A measurement of the differential cross section for elastic scattering of 14 MeV neutrons in niobium.

Abstract

The differential elastic scattering cross section of niobium was measured for 16 angles in the range of $16\sp\circ$-$160\sp\circ$ at incident neutron energies between 14.75 MeV (at $16\sp\circ )$ and 13.48 MeV (at $160\sp\circ )$ using the time-of-flight technique. The measurements were performed in a low background environment using a ring geometry. Nanosecond pulses of D-T neutrons with average intensities of 4-5 $\times$ $10\sp7$ n/s/sr were produced by a 150 kV Cockroft-Walton linear accelerator.
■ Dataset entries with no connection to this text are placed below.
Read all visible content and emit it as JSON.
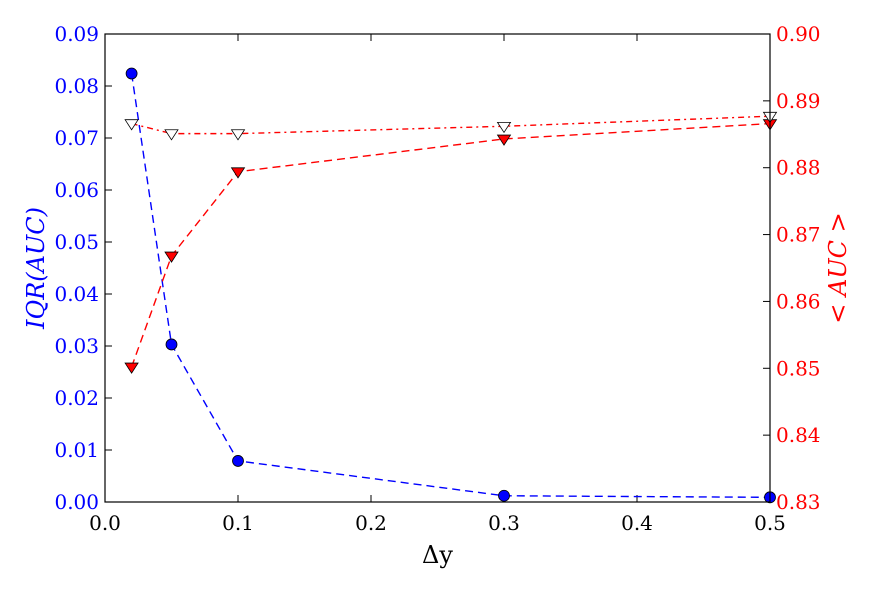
{
  "chart_data": {
    "type": "line",
    "xlabel": "Δy",
    "ylabel_left": "IQR(AUC)",
    "ylabel_right": "< AUC >",
    "xlim": [
      0.0,
      0.5
    ],
    "ylim_left": [
      0.0,
      0.09
    ],
    "ylim_right": [
      0.83,
      0.9
    ],
    "x_ticks": [
      "0.0",
      "0.1",
      "0.2",
      "0.3",
      "0.4",
      "0.5"
    ],
    "y_left_ticks": [
      "0.00",
      "0.01",
      "0.02",
      "0.03",
      "0.04",
      "0.05",
      "0.06",
      "0.07",
      "0.08",
      "0.09"
    ],
    "y_right_ticks": [
      "0.83",
      "0.84",
      "0.85",
      "0.86",
      "0.87",
      "0.88",
      "0.89",
      "0.90"
    ],
    "grid": false,
    "colors": {
      "left_axis": "#0000ff",
      "right_axis": "#ff0000",
      "frame": "#000000"
    },
    "series": [
      {
        "axis": "left",
        "color": "#0000ff",
        "line_style": "dashed",
        "marker": "circle-filled",
        "x": [
          0.02,
          0.05,
          0.1,
          0.3,
          0.5
        ],
        "values": [
          0.0824,
          0.0303,
          0.0079,
          0.0012,
          0.0009
        ]
      },
      {
        "axis": "right",
        "color": "#ff0000",
        "line_style": "dashed",
        "marker": "triangle-down-filled",
        "x": [
          0.02,
          0.05,
          0.1,
          0.3,
          0.5
        ],
        "values": [
          0.8502,
          0.8668,
          0.8794,
          0.8843,
          0.8866
        ]
      },
      {
        "axis": "right",
        "color": "#ff0000",
        "line_style": "dash-dot",
        "marker": "triangle-down-open",
        "x": [
          0.02,
          0.05,
          0.1,
          0.3,
          0.5
        ],
        "values": [
          0.8866,
          0.8851,
          0.8851,
          0.8862,
          0.8877
        ]
      }
    ]
  }
}
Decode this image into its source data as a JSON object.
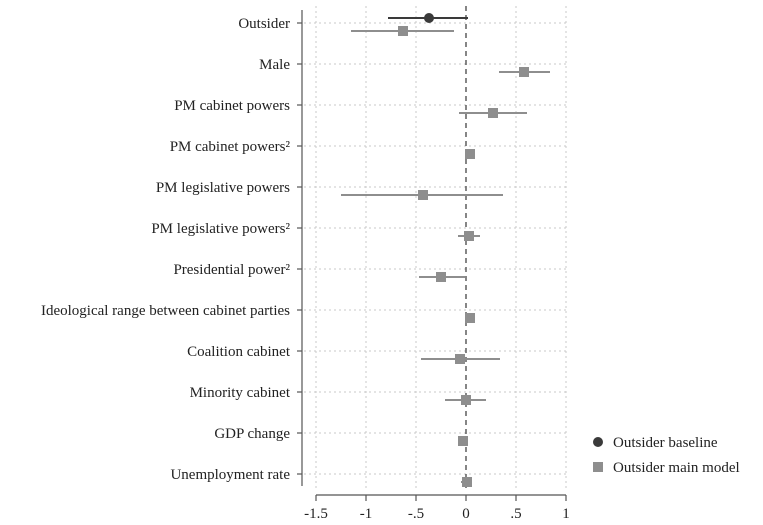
{
  "chart_data": {
    "type": "scatter",
    "subtype": "coefficient-plot",
    "title": "",
    "xlabel": "",
    "ylabel": "",
    "xlim": [
      -1.5,
      1
    ],
    "x_ticks": [
      {
        "value": -1.5,
        "label": "-1.5"
      },
      {
        "value": -1,
        "label": "-1"
      },
      {
        "value": -0.5,
        "label": "-.5"
      },
      {
        "value": 0,
        "label": "0"
      },
      {
        "value": 0.5,
        "label": ".5"
      },
      {
        "value": 1,
        "label": "1"
      }
    ],
    "reference_line": 0,
    "grid": true,
    "legend_position": "bottom-right",
    "categories": [
      "Outsider",
      "Male",
      "PM cabinet powers",
      "PM cabinet powers²",
      "PM legislative powers",
      "PM legislative powers²",
      "Presidential power²",
      "Ideological range between cabinet parties",
      "Coalition cabinet",
      "Minority cabinet",
      "GDP change",
      "Unemployment rate"
    ],
    "series": [
      {
        "name": "Outsider baseline",
        "marker": "circle",
        "color": "#3a3a3a",
        "points": [
          {
            "category": "Outsider",
            "estimate": -0.37,
            "ci_low": -0.78,
            "ci_high": 0.02
          }
        ]
      },
      {
        "name": "Outsider main model",
        "marker": "square",
        "color": "#8e8e8e",
        "points": [
          {
            "category": "Outsider",
            "estimate": -0.63,
            "ci_low": -1.15,
            "ci_high": -0.12
          },
          {
            "category": "Male",
            "estimate": 0.58,
            "ci_low": 0.33,
            "ci_high": 0.84
          },
          {
            "category": "PM cabinet powers",
            "estimate": 0.27,
            "ci_low": -0.07,
            "ci_high": 0.61
          },
          {
            "category": "PM cabinet powers²",
            "estimate": 0.04,
            "ci_low": 0.0,
            "ci_high": 0.08
          },
          {
            "category": "PM legislative powers",
            "estimate": -0.43,
            "ci_low": -1.25,
            "ci_high": 0.37
          },
          {
            "category": "PM legislative powers²",
            "estimate": 0.03,
            "ci_low": -0.08,
            "ci_high": 0.14
          },
          {
            "category": "Presidential power²",
            "estimate": -0.25,
            "ci_low": -0.47,
            "ci_high": -0.01
          },
          {
            "category": "Ideological range between cabinet parties",
            "estimate": 0.04,
            "ci_low": 0.01,
            "ci_high": 0.07
          },
          {
            "category": "Coalition cabinet",
            "estimate": -0.06,
            "ci_low": -0.45,
            "ci_high": 0.34
          },
          {
            "category": "Minority cabinet",
            "estimate": 0.0,
            "ci_low": -0.21,
            "ci_high": 0.2
          },
          {
            "category": "GDP change",
            "estimate": -0.03,
            "ci_low": -0.07,
            "ci_high": 0.01
          },
          {
            "category": "Unemployment rate",
            "estimate": 0.01,
            "ci_low": -0.05,
            "ci_high": 0.06
          }
        ]
      }
    ]
  }
}
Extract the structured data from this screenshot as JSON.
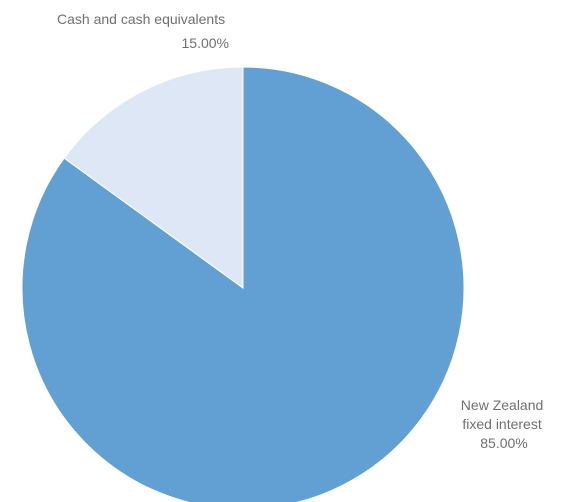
{
  "chart_data": {
    "type": "pie",
    "start_angle_deg": 0,
    "direction": "clockwise",
    "slices": [
      {
        "label_lines": [
          "New Zealand",
          "fixed interest"
        ],
        "value_label": "85.00%",
        "value": 85.0,
        "color": "#62a0d3"
      },
      {
        "label_lines": [
          "Cash and cash equivalents"
        ],
        "value_label": "15.00%",
        "value": 15.0,
        "color": "#dde7f5"
      }
    ]
  }
}
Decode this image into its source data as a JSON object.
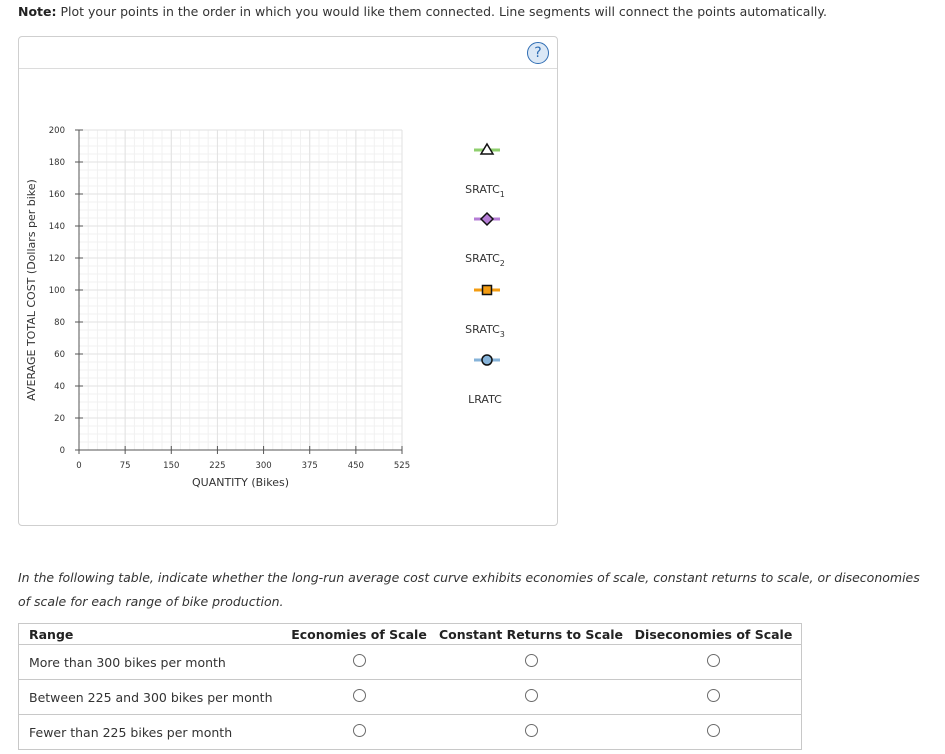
{
  "note": {
    "bold": "Note:",
    "text": "Plot your points in the order in which you would like them connected. Line segments will connect the points automatically."
  },
  "help_label": "?",
  "chart_data": {
    "type": "line",
    "xlabel": "QUANTITY (Bikes)",
    "ylabel": "AVERAGE TOTAL COST (Dollars per bike)",
    "xlim": [
      0,
      525
    ],
    "ylim": [
      0,
      200
    ],
    "x_ticks": [
      0,
      75,
      150,
      225,
      300,
      375,
      450,
      525
    ],
    "y_ticks": [
      0,
      20,
      40,
      60,
      80,
      100,
      120,
      140,
      160,
      180,
      200
    ],
    "grid": true,
    "series": []
  },
  "legend": [
    {
      "base": "SRATC",
      "sub": "1",
      "marker": "triangle",
      "fill": "#ffffff",
      "line_color": "#8fcf6e"
    },
    {
      "base": "SRATC",
      "sub": "2",
      "marker": "diamond",
      "fill": "#b57dd6",
      "line_color": "#b57dd6"
    },
    {
      "base": "SRATC",
      "sub": "3",
      "marker": "square",
      "fill": "#f39c12",
      "line_color": "#f39c12"
    },
    {
      "base": "LRATC",
      "sub": "",
      "marker": "circle",
      "fill": "#86b3d9",
      "line_color": "#86b3d9"
    }
  ],
  "description": "In the following table, indicate whether the long-run average cost curve exhibits economies of scale, constant returns to scale, or diseconomies of scale for each range of bike production.",
  "table": {
    "headers": [
      "Range",
      "Economies of Scale",
      "Constant Returns to Scale",
      "Diseconomies of Scale"
    ],
    "rows": [
      {
        "range": "More than 300 bikes per month"
      },
      {
        "range": "Between 225 and 300 bikes per month"
      },
      {
        "range": "Fewer than 225 bikes per month"
      }
    ]
  }
}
Scattered neutrons were detected by a heavily shielded, high resolution, large volume liquid scintillator (NE 213). The operational characteristics of the various components of the time-of-flight system were determined in a series of independent tests and preliminary time-of-flight measurements with direct source neutrons and neutrons scattered by a carbon ring sample. The relative efficiency of the detector as a function of energy was measured using a time-of-flight technique with a $\rm\sp{252}Cf$ source, while absolute values were provided by Monte Carlo calculations. The neutron pulse width and current were monitored by a secondary time-of-flight system and a $\rm BF\sb3$ long counter. Aluminum activation disks were used to determine the integrated neutron flux. The activity of the disks was measured with a standard gamma spectroscopy system based on a high purity germanium detector. The differential cross section was calculated in the laboratory and center-of-mass systems from the area of the elastic scattering peak in the time-of-flight spectra after the necessary corrections (background, multiple scattering etc.) were applied. The overall uncertainty in the final results was in the range of 7-10% with some higher values observed around the minima of the angular distribution. The measured differential cross sections were compared with previous experimental data and calculated values in three major databases (ENDF-VI/B, JEF-2, and JENDL-3). A generally good agreement was found between the present measurements, the previous experimental data and the values in the ENDF-VI/B database, while the values from the JEF-2 and JENDL-3 databases appear to overestimate the differential cross section for large scattering angles.